W 82 minucie Przybecki po solowej akcji soczystym uderzeniem z dystansu dopiął swego. A pięć minut potem jeszcze piękniej zza pola karnego uderzył Tomasz Foszmańczyk. Zanim piłka wpadła do siatki odbiła się jeszcze od poprzeczki. Po chwili Foszmańczyk mógł dać Ruchowi prowadzenie ale przegrał pojedynek z golkiperem Zagłębia.

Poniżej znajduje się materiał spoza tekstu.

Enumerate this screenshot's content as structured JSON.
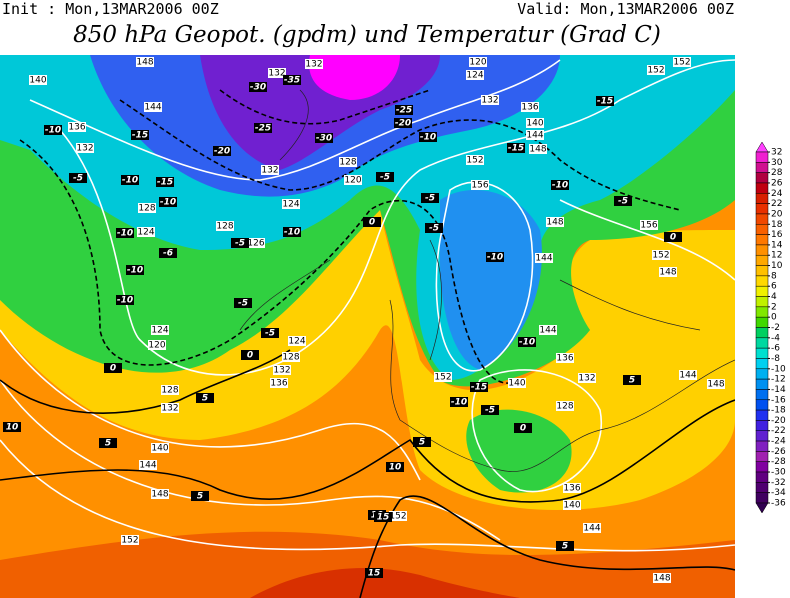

Tymczasem będący przed Łukaszem Skorupskim, trzecim testowanym bramkarzem, Andrzej Niewulis, naciskany przez Bernasia, dał cieszyć się z czwartej bramki gospodarzom, kierując pechowo piłkę do własnej siatki.
Choć do końca meczu pozostała zaledwie minuta, Ruch ruszył z naporem, i gdyby nie brak skuteczności mógł ten mecz nawet wygrać. Znakomitych sytuacji w ciągu kilkudziesięciu sekund nie wykorzystali jednak Mateusz Mak, Damian Kaciczak i Piotr Giel.

W zespole trenera Artura Skowronka sprawdzani dziś byli trzej bramkarza: Suchański (Orzeł Pasry/Babienica), Laskowski (Polonia Słubice) i Skorupski (Górnika Zabrze), oraz obrońcy Kopacz (Górnika Zabrze),  Sikorski (Karpaty Krosno) i napastnicy Łukasz Janczarek (LZS Leśnica) i Marcin Sobczak (jesienią grecki Zákynthos).

Sparing, Sosnowiec, 15 stycznia 2010, godz: 11:00
ZAGŁĘBIE SOSNOWIEC – RUCH RADZIONKÓW 4:3 (2:1)
0:1 – Jarka ‘9
1:1 – Lachowski ’32
2:1 – Madej ’39
3:1 – Jeremicz ’60
3:2 – Przybecki ’82
3:3 – Foszmańczyk ’87
4:3 – Niewulis ’89 (samobójcza)

Zagłębie Sosnowiec: Miszczuk – Bednar (46′ Strojek), Madej (46′ Grabowski), Jarczyk (46′ Białek), Łuczywek (46′ Markiewicz) – Posmyk (46′ Napora), Sierczyński (46′ Białas), Markowski (46′ Cyganek), Filipowicz (46′ Jeremicz) – Lachowski (46′ Grunt), Suker (46′ Gryboś, 81′ Bernaś).

Ruch Radzionków: Suchański (31′ Laskowski, 60′ Skorupski) – Trzcionka, Kopacz (79′ Kaciczak), Szymura (46′ Niewulis), Sikorski (60′ Gajewski, 70′ Przybecki) – Beliančin (46′ Paweł Giel), Michał Mak (46′ Mateusz Mak), Foszmańczyk – Jarka (46′ Piotr Giel), Janczarek (46′ Sobczak), Cieluch (46′ Łopuch). Trener: Skowronek.